Species of bacterium

Rothia dentocariosa is a species of Gram-positive, round- to rod-shaped bacteria that is part of the normal community of microbes residing in the mouth and respiratory tract.

R. dentocariosa secretes a peptidoglycan hydrolase that inhibits the growth of Moraxella catarrhalis (an ear infection pathogen) in vitro, indicating that it may have a protective effect against pathogens in the human nasopharnx.
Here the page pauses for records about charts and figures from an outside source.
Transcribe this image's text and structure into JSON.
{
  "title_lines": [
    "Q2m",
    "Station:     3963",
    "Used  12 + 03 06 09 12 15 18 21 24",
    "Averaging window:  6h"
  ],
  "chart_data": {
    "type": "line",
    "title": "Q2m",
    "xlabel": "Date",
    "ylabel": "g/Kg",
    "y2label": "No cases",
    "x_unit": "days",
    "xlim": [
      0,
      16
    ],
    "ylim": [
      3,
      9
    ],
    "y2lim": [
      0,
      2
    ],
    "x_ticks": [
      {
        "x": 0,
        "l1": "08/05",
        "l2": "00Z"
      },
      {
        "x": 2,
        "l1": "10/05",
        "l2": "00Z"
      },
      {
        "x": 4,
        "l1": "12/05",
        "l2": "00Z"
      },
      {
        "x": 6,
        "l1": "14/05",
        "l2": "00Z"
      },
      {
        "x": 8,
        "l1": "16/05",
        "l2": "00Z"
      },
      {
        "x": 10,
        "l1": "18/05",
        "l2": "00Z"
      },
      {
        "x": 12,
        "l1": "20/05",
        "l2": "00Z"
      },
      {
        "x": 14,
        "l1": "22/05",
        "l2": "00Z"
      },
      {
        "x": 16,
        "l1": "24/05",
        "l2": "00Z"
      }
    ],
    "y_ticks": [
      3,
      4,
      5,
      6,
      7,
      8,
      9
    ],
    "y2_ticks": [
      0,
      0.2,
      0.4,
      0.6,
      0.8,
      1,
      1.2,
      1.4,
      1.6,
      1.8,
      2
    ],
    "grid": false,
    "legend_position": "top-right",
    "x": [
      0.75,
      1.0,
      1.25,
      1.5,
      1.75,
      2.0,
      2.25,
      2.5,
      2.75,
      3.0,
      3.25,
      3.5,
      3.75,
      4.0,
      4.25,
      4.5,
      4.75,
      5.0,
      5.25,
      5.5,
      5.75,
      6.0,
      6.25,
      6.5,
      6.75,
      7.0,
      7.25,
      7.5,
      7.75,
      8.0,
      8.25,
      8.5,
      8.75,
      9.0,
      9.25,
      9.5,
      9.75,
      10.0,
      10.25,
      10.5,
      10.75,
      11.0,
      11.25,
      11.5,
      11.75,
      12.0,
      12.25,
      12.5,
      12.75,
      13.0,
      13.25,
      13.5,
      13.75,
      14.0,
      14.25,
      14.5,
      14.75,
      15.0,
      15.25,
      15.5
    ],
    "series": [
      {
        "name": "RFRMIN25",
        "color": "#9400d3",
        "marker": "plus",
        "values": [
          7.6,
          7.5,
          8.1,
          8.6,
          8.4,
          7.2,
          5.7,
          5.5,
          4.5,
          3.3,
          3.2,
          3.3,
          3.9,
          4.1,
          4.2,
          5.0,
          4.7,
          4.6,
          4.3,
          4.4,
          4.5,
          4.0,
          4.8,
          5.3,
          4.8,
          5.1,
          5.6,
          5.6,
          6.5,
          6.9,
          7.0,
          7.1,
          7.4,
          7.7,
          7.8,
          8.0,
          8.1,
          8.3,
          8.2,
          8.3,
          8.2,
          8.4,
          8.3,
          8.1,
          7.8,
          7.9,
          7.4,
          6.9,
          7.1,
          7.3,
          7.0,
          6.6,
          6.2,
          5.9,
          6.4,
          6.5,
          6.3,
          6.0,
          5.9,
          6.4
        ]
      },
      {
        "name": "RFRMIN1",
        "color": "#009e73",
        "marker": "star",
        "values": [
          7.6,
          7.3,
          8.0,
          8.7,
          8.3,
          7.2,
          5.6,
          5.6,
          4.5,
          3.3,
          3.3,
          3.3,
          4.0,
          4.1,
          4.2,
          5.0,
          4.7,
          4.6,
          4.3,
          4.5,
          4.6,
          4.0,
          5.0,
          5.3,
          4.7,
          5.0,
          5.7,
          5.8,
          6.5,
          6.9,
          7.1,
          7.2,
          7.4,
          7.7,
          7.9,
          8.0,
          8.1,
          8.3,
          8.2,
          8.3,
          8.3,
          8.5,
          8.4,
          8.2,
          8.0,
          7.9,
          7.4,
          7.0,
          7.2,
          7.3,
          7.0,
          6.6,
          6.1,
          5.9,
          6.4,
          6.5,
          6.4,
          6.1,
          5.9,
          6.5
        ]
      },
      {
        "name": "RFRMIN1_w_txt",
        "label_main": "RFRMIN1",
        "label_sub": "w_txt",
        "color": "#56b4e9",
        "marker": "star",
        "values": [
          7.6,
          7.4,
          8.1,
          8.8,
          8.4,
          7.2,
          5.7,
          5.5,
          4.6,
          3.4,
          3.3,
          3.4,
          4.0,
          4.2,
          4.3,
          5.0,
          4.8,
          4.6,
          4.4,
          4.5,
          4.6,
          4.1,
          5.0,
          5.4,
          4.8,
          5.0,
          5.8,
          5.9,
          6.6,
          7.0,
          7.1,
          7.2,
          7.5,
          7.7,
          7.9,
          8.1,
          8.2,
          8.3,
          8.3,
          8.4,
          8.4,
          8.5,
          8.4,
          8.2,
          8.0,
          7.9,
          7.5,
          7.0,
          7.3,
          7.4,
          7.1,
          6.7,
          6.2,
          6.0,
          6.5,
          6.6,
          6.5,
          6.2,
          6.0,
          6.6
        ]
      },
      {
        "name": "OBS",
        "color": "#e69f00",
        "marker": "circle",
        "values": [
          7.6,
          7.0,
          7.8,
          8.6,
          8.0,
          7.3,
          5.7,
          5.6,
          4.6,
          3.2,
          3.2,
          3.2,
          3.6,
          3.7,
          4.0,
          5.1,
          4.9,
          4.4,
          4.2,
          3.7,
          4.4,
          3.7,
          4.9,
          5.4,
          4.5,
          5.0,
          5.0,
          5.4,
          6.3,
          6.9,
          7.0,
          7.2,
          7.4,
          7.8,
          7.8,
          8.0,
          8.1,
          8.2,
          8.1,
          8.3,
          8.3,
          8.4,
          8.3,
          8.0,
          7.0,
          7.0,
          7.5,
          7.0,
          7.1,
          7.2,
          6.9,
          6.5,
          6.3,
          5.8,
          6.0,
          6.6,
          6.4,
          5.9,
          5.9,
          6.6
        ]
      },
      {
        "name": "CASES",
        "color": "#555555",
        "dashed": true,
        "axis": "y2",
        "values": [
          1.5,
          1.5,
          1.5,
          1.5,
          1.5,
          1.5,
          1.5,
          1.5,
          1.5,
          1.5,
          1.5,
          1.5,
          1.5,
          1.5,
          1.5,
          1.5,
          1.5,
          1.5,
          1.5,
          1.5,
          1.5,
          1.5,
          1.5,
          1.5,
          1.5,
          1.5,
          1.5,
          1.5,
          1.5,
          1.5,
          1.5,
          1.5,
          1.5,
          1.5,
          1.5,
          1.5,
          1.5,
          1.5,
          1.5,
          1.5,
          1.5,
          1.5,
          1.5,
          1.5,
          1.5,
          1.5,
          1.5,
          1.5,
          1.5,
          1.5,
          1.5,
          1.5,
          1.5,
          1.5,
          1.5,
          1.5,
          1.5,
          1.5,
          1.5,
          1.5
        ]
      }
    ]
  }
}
First isolated from dental caries, R. dentocariosa is largely benign, but does very rarely cause disease. The most common R. dentocariosa infection is endocarditis, typically in people with underlying heart valve disorders. Literature case reports show other tissues that are rarely infected include the peritoneum, tonsils, lung, cornea, inner layers of the eye (Endophthalmitis) and brain and intercranial tissues.
It is found more abundantly in the dental plaque of individuals with healthy oral cavities and can often be reduced in abundance in periodontal disease. One case reports on a fatal R. dentocariosa infection of a fetus in utero. Another reports the bacterium was responsible for septic arthritis in the knee of a person treated with etanercept for rheumatoid arthritis. Like other R. dentocariosa infections reported in the literature, once the cause of infection was identified, this responded fully to treatment with antibiotics. R. dentocariosa infections may be treated with penicillins, erythromycin, cefazolin, rifampin, aminoglycoside, tetracycline, chloramphenicol, and trimethoprim-sulfamethoxazole.

Variable or pleomorphic in shape and similar to Actinomyces and Nocardia, Rothia was only defined as a genus in 1967. Rothia dentocariosa, like several other species of oral bacteria, is able to reduce nitrate to nitrite, and one study found it in 3% of isolates of nitrate-reducing bacteria from the mouth.